Diaries Magazine

Eco-Diwali

Posted on the 04 November 2013 by C. Suresh
I have always had a hatred of loud noises. A hatred accentuated by the fact that, just as I am lolling on my settee and avidly watching the Diwali movie on TV, my house shakes, the windows rattle and I am jerked out of my sloth with palpitations. Not even the magic of Rajnikant can withstand the shock of a hazaaron-wala going ballistic just outside the window. Needless to say, then, Diwali is that time of the year when I swathe myself in cotton and cling on to my bed for dear life.
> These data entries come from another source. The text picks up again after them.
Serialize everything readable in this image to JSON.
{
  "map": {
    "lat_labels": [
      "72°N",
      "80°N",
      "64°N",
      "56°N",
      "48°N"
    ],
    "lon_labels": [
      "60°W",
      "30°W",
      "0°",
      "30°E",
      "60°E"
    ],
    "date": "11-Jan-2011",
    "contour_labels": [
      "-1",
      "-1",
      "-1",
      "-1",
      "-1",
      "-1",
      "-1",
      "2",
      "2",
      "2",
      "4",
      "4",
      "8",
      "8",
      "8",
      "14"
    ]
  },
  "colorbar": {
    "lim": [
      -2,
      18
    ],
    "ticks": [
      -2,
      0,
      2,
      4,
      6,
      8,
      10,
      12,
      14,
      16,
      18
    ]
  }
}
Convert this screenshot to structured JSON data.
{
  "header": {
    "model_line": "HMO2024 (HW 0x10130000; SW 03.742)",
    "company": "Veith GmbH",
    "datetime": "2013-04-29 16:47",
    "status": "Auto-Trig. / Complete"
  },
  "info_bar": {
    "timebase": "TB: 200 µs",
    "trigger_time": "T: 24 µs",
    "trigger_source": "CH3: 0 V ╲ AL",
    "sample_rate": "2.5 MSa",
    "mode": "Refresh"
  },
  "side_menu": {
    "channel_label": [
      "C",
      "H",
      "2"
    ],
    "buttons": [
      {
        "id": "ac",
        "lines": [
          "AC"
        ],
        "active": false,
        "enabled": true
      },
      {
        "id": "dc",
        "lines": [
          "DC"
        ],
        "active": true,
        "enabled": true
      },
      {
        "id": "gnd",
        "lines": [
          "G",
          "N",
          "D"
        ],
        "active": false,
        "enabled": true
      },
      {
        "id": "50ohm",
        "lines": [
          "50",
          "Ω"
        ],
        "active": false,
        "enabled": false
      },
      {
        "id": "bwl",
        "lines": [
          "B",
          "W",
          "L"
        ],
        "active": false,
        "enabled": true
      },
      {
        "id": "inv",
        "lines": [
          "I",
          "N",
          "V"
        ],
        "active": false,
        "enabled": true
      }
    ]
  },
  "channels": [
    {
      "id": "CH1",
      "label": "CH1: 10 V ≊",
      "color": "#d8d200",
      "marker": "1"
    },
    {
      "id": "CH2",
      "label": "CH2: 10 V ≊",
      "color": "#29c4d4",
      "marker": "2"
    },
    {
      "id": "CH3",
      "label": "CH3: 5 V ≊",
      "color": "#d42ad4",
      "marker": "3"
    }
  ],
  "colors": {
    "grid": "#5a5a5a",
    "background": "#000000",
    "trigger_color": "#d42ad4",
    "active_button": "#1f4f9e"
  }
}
This Diwali was different. I woke up in the morning - as people call it, though I am still not used to thinking of 7 AM as 'morning' - to a totally unnatural silence and started wondering whether this was indeed the day my cousin had invited me over. Was it really the day of Diwali or was I going to make the egregious mistake on landing on the previous day and cause embarrassment all around?
It was Diwali, thankfully, and I learnt that, all over the place, there was this new idea of celebrating Diwali the eco-friendly way - sans-crackers. I was ecstatic. There you were - we had fixed up a day to be eco-friendly and, thus, could happily keep boasting of our eco-friendly ways the rest of the year without the burden of having to live up to it. Yippeeee!
We have all these days - and the theory seems to be that those days are there to bring to the fore and celebrate all that was there in the back of your mind anyway. Seldom have I seen it work that way. I see those days as being more for keeping all those inconvenient things restricted to that one day so that we can get on with our 'normal' lives for the rest of the year. Independence day seems to absolve you of any need for patriotism for the rest of the year; Mother's day is the day you visit your mom in the old age home and get that warm feeling of having cared sufficiently for your mother and, if Valentine's day does not operate the same way, it is only because your valentine will just not allow it to be so. Now, Diwali is the official day for being eco-friendly, thereby absolving you of the need to do a thing towards eco-friendliness during the rest of the year.
I do not need to teach my child to take public transport instead of insisting on being dropped by car; do not have to insist on him not junking his mobile every other day to get the latest model; need not keep reminding him to switch off electrical appliances when not in use or close taps and, in short, do not have to teach him to use with care all the things that cause pollution in their making. After all, I have done my part on Diwali, have I not?
I, probably, am the only person who prefers the vibrancy of Diwali with all the pollution (though my definition of vibrancy still does not go so far as those hazaaron-walas) if only we would be eco-conscious the rest of the year. That, however, is too much work. Much easier to be eco-friendly on one day and relax for the rest of the year!